Gullah Gone: Preserving the Land, Water and Culture of the Sea Islands
African Americans on St. Helena Island, South Carolina, have been farming and fishing their land since the Civil War. Now they must choose whether to sell their pristine coastline to retire in luxury, or find a way to preserve their way of life for their children.
This one-hour documentary follows African American landowners as they struggle to make a living off land their families have owned since Reconstruction.
St. Helena Island is a magical place on the South Carolina coastline. African Americans have farmed and fished here for centuries: first as plantation slaves, then as freedmen owning small subsistence operations. It’s now one of the last farming communities on the East Coast that hasn’t been swallowed up by development. But the Gullah / Geechee traditions here are in danger.

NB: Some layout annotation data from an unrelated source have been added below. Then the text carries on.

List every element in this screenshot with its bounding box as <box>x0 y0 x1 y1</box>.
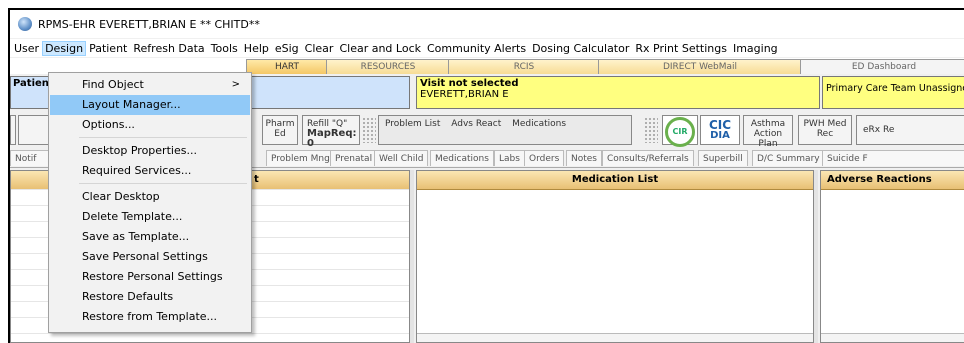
subtab-well-child[interactable]: Well Child <box>374 150 429 166</box>
menu-tools[interactable]: Tools <box>208 42 241 55</box>
subtab-notes[interactable]: Notes <box>566 150 602 166</box>
medication-list-header: Medication List <box>417 171 813 190</box>
menu-item-save-personal-settings[interactable]: Save Personal Settings <box>50 247 250 267</box>
visit-title: Visit not selected <box>420 78 519 89</box>
medication-list-pane: Medication List <box>416 170 814 343</box>
menu-help[interactable]: Help <box>241 42 272 55</box>
subtab-notifications[interactable]: Notif <box>10 150 50 166</box>
menu-clear-and-lock[interactable]: Clear and Lock <box>336 42 424 55</box>
right-splitter[interactable] <box>814 170 818 343</box>
subtab-consults-referrals[interactable]: Consults/Referrals <box>602 150 694 166</box>
care-team-box[interactable]: Primary Care Team Unassigned <box>822 76 964 109</box>
left-splitter[interactable] <box>410 170 414 343</box>
mapreq-label: MapReq: 0 <box>307 128 357 149</box>
visit-box[interactable]: Visit not selected EVERETT,BRIAN E <box>416 76 820 109</box>
menu-item-save-as-template[interactable]: Save as Template... <box>50 227 250 247</box>
problem-list-panel[interactable]: Problem List Advs React Medications <box>378 115 632 145</box>
subtab-labs[interactable]: Labs <box>494 150 525 166</box>
pharm-ed-button[interactable]: Pharm Ed <box>262 115 298 145</box>
menu-item-find-object[interactable]: Find Object > <box>50 75 250 95</box>
tab-chart[interactable]: HART <box>246 59 328 74</box>
menu-item-restore-personal-settings[interactable]: Restore Personal Settings <box>50 267 250 287</box>
menu-rx-print-settings[interactable]: Rx Print Settings <box>632 42 730 55</box>
menu-user[interactable]: User <box>11 42 42 55</box>
menu-item-required-services[interactable]: Required Services... <box>50 161 250 181</box>
menu-clear[interactable]: Clear <box>302 42 337 55</box>
find-object-label: Find Object <box>82 78 144 91</box>
menu-item-restore-from-template[interactable]: Restore from Template... <box>50 307 250 327</box>
menu-imaging[interactable]: Imaging <box>730 42 781 55</box>
menu-item-desktop-properties[interactable]: Desktop Properties... <box>50 141 250 161</box>
refill-button[interactable]: Refill "Q" MapReq: 0 <box>302 115 360 149</box>
menu-patient[interactable]: Patient <box>86 42 130 55</box>
patient-label: Patien <box>13 78 49 89</box>
advs-react-tab[interactable]: Advs React <box>451 119 501 129</box>
menu-item-layout-manager[interactable]: Layout Manager... <box>50 95 250 115</box>
menu-item-delete-template[interactable]: Delete Template... <box>50 207 250 227</box>
tab-rcis[interactable]: RCIS <box>448 59 600 74</box>
menu-item-restore-defaults[interactable]: Restore Defaults <box>50 287 250 307</box>
patient-label-box[interactable]: Patien <box>10 76 50 109</box>
title-bar: RPMS-EHR EVERETT,BRIAN E ** CHITD** <box>10 10 964 38</box>
cir-button[interactable]: CIR <box>662 115 698 147</box>
erx-button[interactable]: eRx Re <box>856 115 964 145</box>
adverse-reactions-header: Adverse Reactions <box>821 171 964 190</box>
pwh-med-rec-button[interactable]: PWH Med Rec <box>798 115 852 145</box>
menu-item-options[interactable]: Options... <box>50 115 250 135</box>
menu-refresh-data[interactable]: Refresh Data <box>130 42 207 55</box>
toolbar-left-handle[interactable] <box>10 115 16 145</box>
subtab-dc-summary[interactable]: D/C Summary <box>752 150 825 166</box>
care-team: Primary Care Team Unassigned <box>826 83 964 94</box>
adverse-reactions-pane: Adverse Reactions <box>820 170 964 343</box>
asthma-action-plan-button[interactable]: Asthma Action Plan <box>743 115 793 149</box>
toolbar-dots-2 <box>644 117 658 143</box>
patient-detail-box[interactable] <box>250 76 410 109</box>
visit-patient: EVERETT,BRIAN E <box>420 89 509 100</box>
window-title: RPMS-EHR EVERETT,BRIAN E ** CHITD** <box>38 17 260 31</box>
menu-esig[interactable]: eSig <box>272 42 302 55</box>
menu-design[interactable]: Design <box>42 40 87 56</box>
tab-direct-webmail[interactable]: DIRECT WebMail <box>598 59 802 74</box>
toolbar-dots <box>362 117 376 143</box>
cir-icon: CIR <box>665 117 695 147</box>
medications-tab[interactable]: Medications <box>512 119 566 129</box>
design-menu-dropdown: Find Object > Layout Manager... Options.… <box>48 72 252 333</box>
subtab-prenatal[interactable]: Prenatal <box>330 150 378 166</box>
toolbar-left-button[interactable] <box>18 115 50 145</box>
menu-bar: User Design Patient Refresh Data Tools H… <box>10 39 964 57</box>
menu-item-clear-desktop[interactable]: Clear Desktop <box>50 187 250 207</box>
menu-separator <box>79 137 247 138</box>
submenu-arrow-icon: > <box>231 79 240 90</box>
menu-community-alerts[interactable]: Community Alerts <box>424 42 529 55</box>
tab-resources[interactable]: RESOURCES <box>326 59 450 74</box>
dia-label: DIA <box>710 130 730 141</box>
subtab-superbill[interactable]: Superbill <box>698 150 748 166</box>
tab-ed-dashboard[interactable]: ED Dashboard <box>800 59 964 74</box>
subtab-suicide-form[interactable]: Suicide F <box>822 150 964 166</box>
subtab-problem-mngt[interactable]: Problem Mngt <box>266 150 339 166</box>
menu-separator <box>79 183 247 184</box>
problem-list-tab[interactable]: Problem List <box>385 119 440 129</box>
cic-button[interactable]: CIC DIA <box>700 115 740 145</box>
subtab-orders[interactable]: Orders <box>524 150 565 166</box>
menu-dosing-calculator[interactable]: Dosing Calculator <box>529 42 632 55</box>
subtab-medications[interactable]: Medications <box>430 150 494 166</box>
app-globe-icon <box>18 17 32 31</box>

Can the residents pass their heritage on to another generation? Or will the pristine nature of the land and water be lost forever?
The filmmakers have spent years on the island documenting landowners and fishermen. Along the way we explore the challenges of sustainable agriculture, the effort to keep young people on the island, and the growing network that helps families stay on their land.
In the end, the residents show tenuous optimism about the future of the island. The answers involve blending traditional knowledge with modern techniques. Witty characters and stunning scenery transport viewers to one of America’s last hidden treasures.